Perusahaan multinasional sekelas PT Freeport tentulah sangat mampu merealisasikan pembangunan
smelter jika memang bersungguh-sungguh. Waktu enam bulan merupakan selang waktu yang cukup,
paling tidak, untuk menentukan lokasi pembangunan. Penguluran waktu pembangunan tersebut disinyalir
untuk memastikan perpanjangan kontrak PT Freeport. Dari beberapa dokumen, PT Freeport berjanji
membangun smelter dengan syarat pemerintah harus memperpanjang kontraknya hingga tahun 2031
(Kompas.com, 26/1/2015).
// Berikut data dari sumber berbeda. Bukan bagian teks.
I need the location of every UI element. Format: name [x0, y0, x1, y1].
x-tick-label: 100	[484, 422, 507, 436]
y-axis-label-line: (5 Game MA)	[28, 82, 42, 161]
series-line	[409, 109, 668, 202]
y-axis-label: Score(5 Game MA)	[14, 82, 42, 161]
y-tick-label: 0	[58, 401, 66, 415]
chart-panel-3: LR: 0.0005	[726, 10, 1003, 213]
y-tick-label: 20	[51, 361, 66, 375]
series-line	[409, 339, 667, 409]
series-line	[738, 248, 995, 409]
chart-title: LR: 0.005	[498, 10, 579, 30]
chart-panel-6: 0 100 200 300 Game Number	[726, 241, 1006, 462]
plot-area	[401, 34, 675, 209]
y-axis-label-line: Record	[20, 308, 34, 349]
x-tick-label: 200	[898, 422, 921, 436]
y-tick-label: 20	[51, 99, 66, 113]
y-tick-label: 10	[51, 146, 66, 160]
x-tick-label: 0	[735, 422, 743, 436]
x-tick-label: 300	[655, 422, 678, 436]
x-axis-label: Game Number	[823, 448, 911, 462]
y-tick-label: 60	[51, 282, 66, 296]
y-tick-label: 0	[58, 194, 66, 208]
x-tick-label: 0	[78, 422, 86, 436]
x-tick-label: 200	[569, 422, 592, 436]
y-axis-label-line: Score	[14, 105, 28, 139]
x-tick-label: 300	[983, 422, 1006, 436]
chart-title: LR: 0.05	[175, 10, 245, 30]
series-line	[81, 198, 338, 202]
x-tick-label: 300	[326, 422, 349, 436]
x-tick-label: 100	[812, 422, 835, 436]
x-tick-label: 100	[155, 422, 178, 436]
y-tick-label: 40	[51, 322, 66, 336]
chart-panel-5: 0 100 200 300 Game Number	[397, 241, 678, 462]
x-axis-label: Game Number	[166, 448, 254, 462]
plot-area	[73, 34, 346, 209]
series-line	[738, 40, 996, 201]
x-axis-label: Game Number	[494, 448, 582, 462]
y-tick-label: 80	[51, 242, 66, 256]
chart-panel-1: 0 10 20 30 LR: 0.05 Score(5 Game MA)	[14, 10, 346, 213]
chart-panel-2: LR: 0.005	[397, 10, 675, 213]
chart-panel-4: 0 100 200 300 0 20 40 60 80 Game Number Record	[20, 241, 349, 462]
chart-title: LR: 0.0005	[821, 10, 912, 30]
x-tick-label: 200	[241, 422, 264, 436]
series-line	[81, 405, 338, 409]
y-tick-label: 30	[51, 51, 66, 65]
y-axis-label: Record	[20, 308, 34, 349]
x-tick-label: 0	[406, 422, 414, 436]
Hal tersebut menunjukkan ketidakseriusan PT Freeport dan hanya
mempermainkan pemerintah.
Lewat perpanjangan MoU ini, PT Freeport telah dengan sangat jelas melanggar undang-undang minerba.
Pelanggaran undang-undang ini berarti telah melanggar amanah rakyat Indonesia yang terdapat pada UU
No. 24 Tahun 2009. Sementara pemerintah sebagai perumus undang-undang tidak mampu berbuat

banyak dan malah memberi kemudahan bagi PT Freeport meningjak-injak kepentingan rakyat. Hal ini
semakin membuka mata kita tentang betapa mudahnya pemerintah melanggengkan kepentingan asing
meski harus mengorbankan kepentingan masyarakat.
Jika pemerintahan Jokowi benar-benar ingin mewujudkan kemandirian nasional, maka pemerintah
haruslah sadar bahwa sumber daya alam merupakan milik seluruh rakyat Indonesia, bukan milik Individu
apalagi milik asing. Pemerintah sebagai pemegang amanah rakyat haruslah bersikap tegas terhadap PT
Freeport yang telah melanggar undang-undang minerba dimana salah satu sanksinya adalah pencabutan
kontrak karya. Dengan pencabutan tersebut, pemerintah dapat menata kembali pengelolaan tambang
emas di Gunung Grabserg, Papua.
Negara harus mengembalikan seluruh hasil kekayaan alam kepada masyarakat. Dalam hal ini, pemerintah
mengelola pertambangan tersebut secara mandiri sehingga hasil kekayaan alamnya tidak dimonopoli oleh
segolongan pihak. Kalaupun harus menggunakan bantuan pihak swasta, pemerintah tetap menjadi
pemegang hak penuh. Status swasta hanya sebagai pekerja yang upahnya harus mengikuti aturan dari
pemegang kekuasaan, dalam hal ini rakyat yang diwakili oleh pemerintah.
Semua itu dikembalikan kepada pemerintah sebagai pengelola Negara. Masih mengikuti dikte dari pihak
asing, ataukah berani mengambil keputusan sendiri yang benar-benar pro terhadap rakyat. Keputusan
untuk mengelola kekayaan alam secara berdikari dan mendistribusikan hasilnya secara menyeluruh
kepada pemilik sesungguhnya, rakyat Indonesia. Karena kita ketahui bersama, barang tambang
merupakan kepemilikan umum, dalam hal ini umat secara keseluruhan. Sebagaimana hadits Rasulullah
SAW , Kaum muslim berserikat dalam tiga perkara, yaitu padang rumput, air, dan api.